The match / exclude clauses have the same structure, and can contain the following elements:
- resources: select resources by name, namespaces, kinds, and label selectors.
- subjects: select users and user groups
- roles: select namespaced roles
- clusterroles: select cluster wide roles
When Kyverno receives an admission controller request, i.e. a validation or mutation webhook, it first checks to see if the resource and user information matches or should be excluded from processing. If both checks pass, then the rule logic to mutate, validate, or generate resources is applied.

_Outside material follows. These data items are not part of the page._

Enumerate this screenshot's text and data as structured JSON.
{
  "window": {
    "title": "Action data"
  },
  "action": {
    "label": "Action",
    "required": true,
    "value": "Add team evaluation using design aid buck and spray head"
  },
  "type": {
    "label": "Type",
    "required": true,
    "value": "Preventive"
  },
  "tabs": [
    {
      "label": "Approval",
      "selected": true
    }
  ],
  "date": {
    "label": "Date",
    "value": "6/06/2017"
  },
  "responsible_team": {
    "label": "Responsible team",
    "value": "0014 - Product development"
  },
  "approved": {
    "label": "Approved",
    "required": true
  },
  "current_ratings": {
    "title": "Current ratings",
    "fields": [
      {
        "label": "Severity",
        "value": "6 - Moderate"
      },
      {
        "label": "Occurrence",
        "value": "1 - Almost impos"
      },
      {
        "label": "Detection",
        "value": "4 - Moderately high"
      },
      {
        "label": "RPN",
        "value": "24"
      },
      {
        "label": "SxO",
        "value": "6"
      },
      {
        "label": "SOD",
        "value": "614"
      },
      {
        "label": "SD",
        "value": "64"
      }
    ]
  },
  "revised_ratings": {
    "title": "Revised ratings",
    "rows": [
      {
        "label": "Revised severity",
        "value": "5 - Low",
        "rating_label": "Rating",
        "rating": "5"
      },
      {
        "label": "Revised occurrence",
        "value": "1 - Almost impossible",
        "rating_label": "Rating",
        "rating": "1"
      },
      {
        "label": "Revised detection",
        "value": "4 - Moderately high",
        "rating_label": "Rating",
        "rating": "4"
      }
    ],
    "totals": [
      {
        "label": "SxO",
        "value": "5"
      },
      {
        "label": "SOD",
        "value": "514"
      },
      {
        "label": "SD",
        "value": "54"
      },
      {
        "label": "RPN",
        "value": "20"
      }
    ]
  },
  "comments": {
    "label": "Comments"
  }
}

The following YAML provides an example for a match clause.
apiVersion : kyverno.io/v1
kind : ClusterPolicy
metadata :
name : policy
spec :
# 'enforce' to block resource request if any rules fail
# 'audit' to allow resource request on failure of rules, but create policy violations to report them
validationFailureAction: enforce
# Each policy has a list of rules applied in declaration order
rules:
# Rules must have a unique name
- name: "check-pod-controller-labels"
# Each rule matches specific resource described by "match" field.
match:
resources:
kinds: # Required, list of kinds
- Deployment
- StatefulSet
name: "mongo*" # Optional, a resource name is optional. Name supports wildcards (* and ?)

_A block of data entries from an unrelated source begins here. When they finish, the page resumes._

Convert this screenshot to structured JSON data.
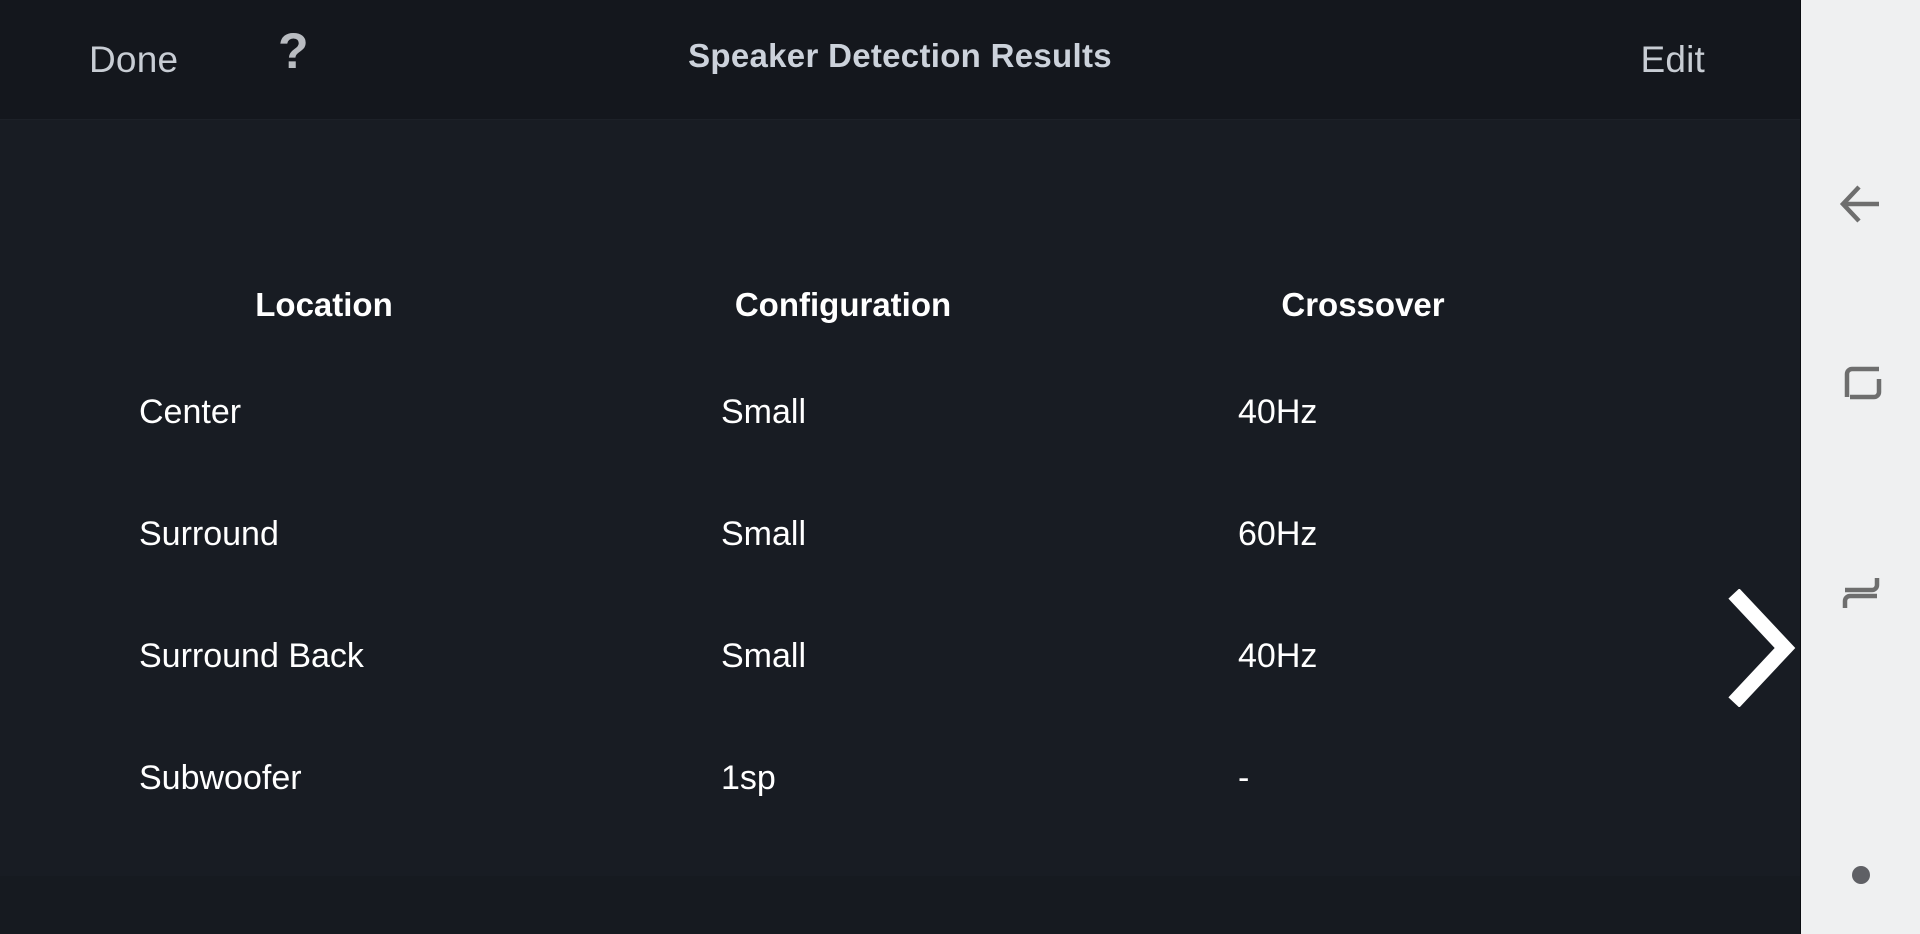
{
  "header": {
    "done_label": "Done",
    "help_icon": "question-mark-icon",
    "help_label": "?",
    "title": "Speaker Detection Results",
    "edit_label": "Edit"
  },
  "table": {
    "columns": [
      "Location",
      "Configuration",
      "Crossover"
    ],
    "rows": [
      {
        "location": "Center",
        "configuration": "Small",
        "crossover": "40Hz"
      },
      {
        "location": "Surround",
        "configuration": "Small",
        "crossover": "60Hz"
      },
      {
        "location": "Surround Back",
        "configuration": "Small",
        "crossover": "40Hz"
      },
      {
        "location": "Subwoofer",
        "configuration": "1sp",
        "crossover": "-"
      }
    ]
  },
  "pagination": {
    "next_icon": "chevron-right-icon"
  },
  "navbar": {
    "back_icon": "back-arrow-icon",
    "home_icon": "home-square-icon",
    "recents_icon": "recents-icon",
    "indicator_icon": "dot-indicator-icon"
  },
  "colors": {
    "background": "#181c23",
    "titlebar": "#14171d",
    "text_primary": "#ffffff",
    "text_secondary": "#c8cdd4",
    "navbar_background": "#eff0f1",
    "navbar_icon": "#6e6e6e"
  }
}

namespaces: # Optional, list of namespaces. Supports wildcards (* and ?)
- "dev*"
- test
selector: # Optional, a resource selector is optional. Values support wildcards (* and ?)
matchLabels:
app: mongodb
matchExpressions:
- {key: tier, operator: In, values: [database]}
# Optional, subjects to be matched
subjects:
- kind: User
name: mary@somecorp.com
# Optional, roles to be matched
roles:
# Optional, clusterroles to be matched
clusterroles: cluster-admin
...
Each rule can validate, mutate, or generate configurations of matching resources. A rule definition can contain only a single mutate, validate, or generate child node. These actions are applied to the resource in described order: mutation, validation and then generation.